JOURNAL ARTICLE

[Skewed income distribution and geographical mortality differences]

Jon Ivar Elstad, Espen Dahl, Dag Hofoss
Tidsskrift for Den Norske Lægeforening: Tidsskrift for Praktisk Medicin, Ny Række 2005 November 17, 125 (22): 3082-4
16299558

BACKGROUND: A prominent theme in current health research is whether large income inequality in a society in itself has negative consequences for population health, in addition to the effects of individual risk factors. The present study investigates whether mortality in Norway during the 1990s was higher in geographical regions with particularly skewed income distributions.

MATERIAL AND METHODS: Register data for all inhabitants aged 25-66 in Norway in 1992 were used (N = approx. 2.2 millions), including information about deaths 1993-99. Norwegian municipalities were grouped into 23 regions.
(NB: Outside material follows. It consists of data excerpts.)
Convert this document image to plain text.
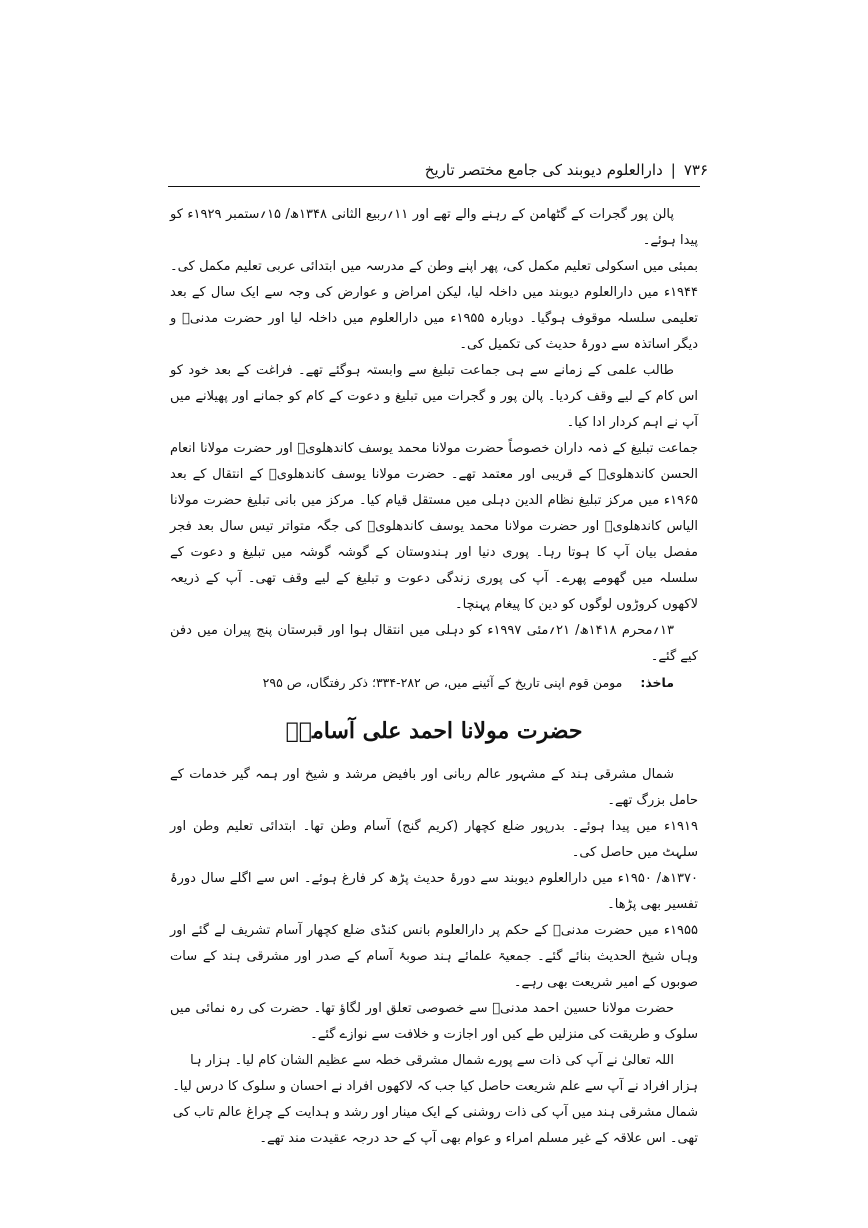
۷۳۶|دارالعلوم دیوبند کی جامع مختصر تاریخ

پالن پور گجرات کے گٹھامن کے رہنے والے تھے اور ۱۱؍ربیع الثانی ۱۳۴۸ھ/ ۱۵؍ستمبر ۱۹۲۹ء کو پیدا ہوئے۔

بمبئی میں اسکولی تعلیم مکمل کی، پھر اپنے وطن کے مدرسہ میں ابتدائی عربی تعلیم مکمل کی۔ ۱۹۴۴ء میں دارالعلوم دیوبند میں داخلہ لیا، لیکن امراض و عوارض کی وجہ سے ایک سال کے بعد تعلیمی سلسلہ موقوف ہوگیا۔ دوبارہ ۱۹۵۵ء میں دارالعلوم میں داخلہ لیا اور حضرت مدنیؒ و دیگر اساتذہ سے دورۂ حدیث کی تکمیل کی۔

طالب علمی کے زمانے سے ہی جماعت تبلیغ سے وابستہ ہوگئے تھے۔ فراغت کے بعد خود کو اس کام کے لیے وقف کردیا۔ پالن پور و گجرات میں تبلیغ و دعوت کے کام کو جمانے اور پھیلانے میں آپ نے اہم کردار ادا کیا۔

جماعت تبلیغ کے ذمہ داران خصوصاً حضرت مولانا محمد یوسف کاندھلویؒ اور حضرت مولانا انعام الحسن کاندھلویؒ کے قریبی اور معتمد تھے۔ حضرت مولانا یوسف کاندھلویؒ کے انتقال کے بعد ۱۹۶۵ء میں مرکز تبلیغ نظام الدین دہلی میں مستقل قیام کیا۔ مرکز میں بانی تبلیغ حضرت مولانا الیاس کاندھلویؒ اور حضرت مولانا محمد یوسف کاندھلویؒ کی جگہ متواتر تیس سال بعد فجر مفصل بیان آپ کا ہوتا رہا۔ پوری دنیا اور ہندوستان کے گوشہ گوشہ میں تبلیغ و دعوت کے سلسلہ میں گھومے پھرے۔ آپ کی پوری زندگی دعوت و تبلیغ کے لیے وقف تھی۔ آپ کے ذریعہ لاکھوں کروڑوں لوگوں کو دین کا پیغام پہنچا۔

۱۳؍محرم ۱۴۱۸ھ/ ۲۱؍مئی ۱۹۹۷ء کو دہلی میں انتقال ہوا اور قبرستان پنج پیران میں دفن کیے گئے۔

ماخذ:
مومن قوم اپنی تاریخ کے آئینے میں، ص ۲۸۲-۳۳۴؛ ذکر رفتگاں، ص ۲۹۵
حضرت مولانا احمد علی آسامیؒ

شمال مشرقی ہند کے مشہور عالم ربانی اور بافیض مرشد و شیخ اور ہمہ گیر خدمات کے حامل بزرگ تھے۔

۱۹۱۹ء میں پیدا ہوئے۔ بدرپور ضلع کچھار (کریم گنج) آسام وطن تھا۔ ابتدائی تعلیم وطن اور سلہٹ میں حاصل کی۔

۱۳۷۰ھ/ ۱۹۵۰ء میں دارالعلوم دیوبند سے دورۂ حدیث پڑھ کر فارغ ہوئے۔ اس سے اگلے سال دورۂ تفسیر بھی پڑھا۔

۱۹۵۵ء میں حضرت مدنیؒ کے حکم پر دارالعلوم بانس کنڈی ضلع کچھار آسام تشریف لے گئے اور وہاں شیخ الحدیث بنائے گئے۔ جمعیۃ علمائے ہند صوبۂ آسام کے صدر اور مشرقی ہند کے سات صوبوں کے امیر شریعت بھی رہے۔

حضرت مولانا حسین احمد مدنیؒ سے خصوصی تعلق اور لگاؤ تھا۔ حضرت کی رہ نمائی میں سلوک و طریقت کی منزلیں طے کیں اور اجازت و خلافت سے نوازے گئے۔

اللہ تعالیٰ نے آپ کی ذات سے پورے شمال مشرقی خطہ سے عظیم الشان کام لیا۔ ہزار ہا ہزار افراد نے آپ سے علم شریعت حاصل کیا جب کہ لاکھوں افراد نے احسان و سلوک کا درس لیا۔ شمال مشرقی ہند میں آپ کی ذات روشنی کے ایک مینار اور رشد و ہدایت کے چراغ عالم تاب کی تھی۔ اس علاقہ کے غیر مسلم امراء و عوام بھی آپ کے حد درجہ عقیدت مند تھے۔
Gini coefficients indicating the degree of inequality in the income distribution were calculated for each region. Deaths 1993-99 were analysed by means of multiple logistic regression.
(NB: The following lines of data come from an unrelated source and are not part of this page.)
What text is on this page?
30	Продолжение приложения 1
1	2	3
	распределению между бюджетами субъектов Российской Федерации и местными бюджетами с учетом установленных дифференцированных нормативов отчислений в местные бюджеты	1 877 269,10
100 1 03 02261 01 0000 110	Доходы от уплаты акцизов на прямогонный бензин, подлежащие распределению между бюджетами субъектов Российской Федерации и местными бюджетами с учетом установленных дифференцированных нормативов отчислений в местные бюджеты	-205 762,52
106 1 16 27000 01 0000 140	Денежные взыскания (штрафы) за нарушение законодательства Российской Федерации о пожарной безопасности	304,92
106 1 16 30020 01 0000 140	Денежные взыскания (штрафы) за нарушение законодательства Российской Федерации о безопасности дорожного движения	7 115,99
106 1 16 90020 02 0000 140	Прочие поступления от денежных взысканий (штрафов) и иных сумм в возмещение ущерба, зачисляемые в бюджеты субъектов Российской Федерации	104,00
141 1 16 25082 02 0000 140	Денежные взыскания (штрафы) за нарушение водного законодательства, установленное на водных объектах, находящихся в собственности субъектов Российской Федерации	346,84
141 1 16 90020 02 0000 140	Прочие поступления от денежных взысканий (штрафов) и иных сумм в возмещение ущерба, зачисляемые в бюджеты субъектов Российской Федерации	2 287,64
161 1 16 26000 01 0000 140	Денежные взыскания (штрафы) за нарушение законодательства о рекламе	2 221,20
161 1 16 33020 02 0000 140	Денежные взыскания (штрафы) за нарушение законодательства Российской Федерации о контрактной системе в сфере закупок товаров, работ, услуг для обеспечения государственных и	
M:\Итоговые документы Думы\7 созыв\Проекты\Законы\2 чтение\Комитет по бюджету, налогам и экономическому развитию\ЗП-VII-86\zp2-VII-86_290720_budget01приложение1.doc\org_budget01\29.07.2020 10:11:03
RESULTS: Odds ratios for deaths 1993-99 were strongly influenced by well-known individual risk factors such as sex, age, marital status, educational level, personal income, and disability. In addition, odds ratios for death were significantly associated with the regions' gini coefficients when adjustments were made for average income level in the regions. This effect of income inequality was pronounced for people with low education, but almost absent among those with higher education. Moreover, the income inequality effect was to some extent driven by special circumstances in Oslo, Norway's capital city, with its high mortality among the less educated and a particularly non-egalitarian income distribution. However, the pattern of higher mortality associated with higher levels of income inequality among the less educated was also observed in the 22 regions outside Oslo.

INTERPRETATION: We found a discernible, although not very strong, association between regional income inequality and mortality levels among the less educated. Several interpretations for this statistical tendency could be proposed; the social processes generating this tendency should be clarified further.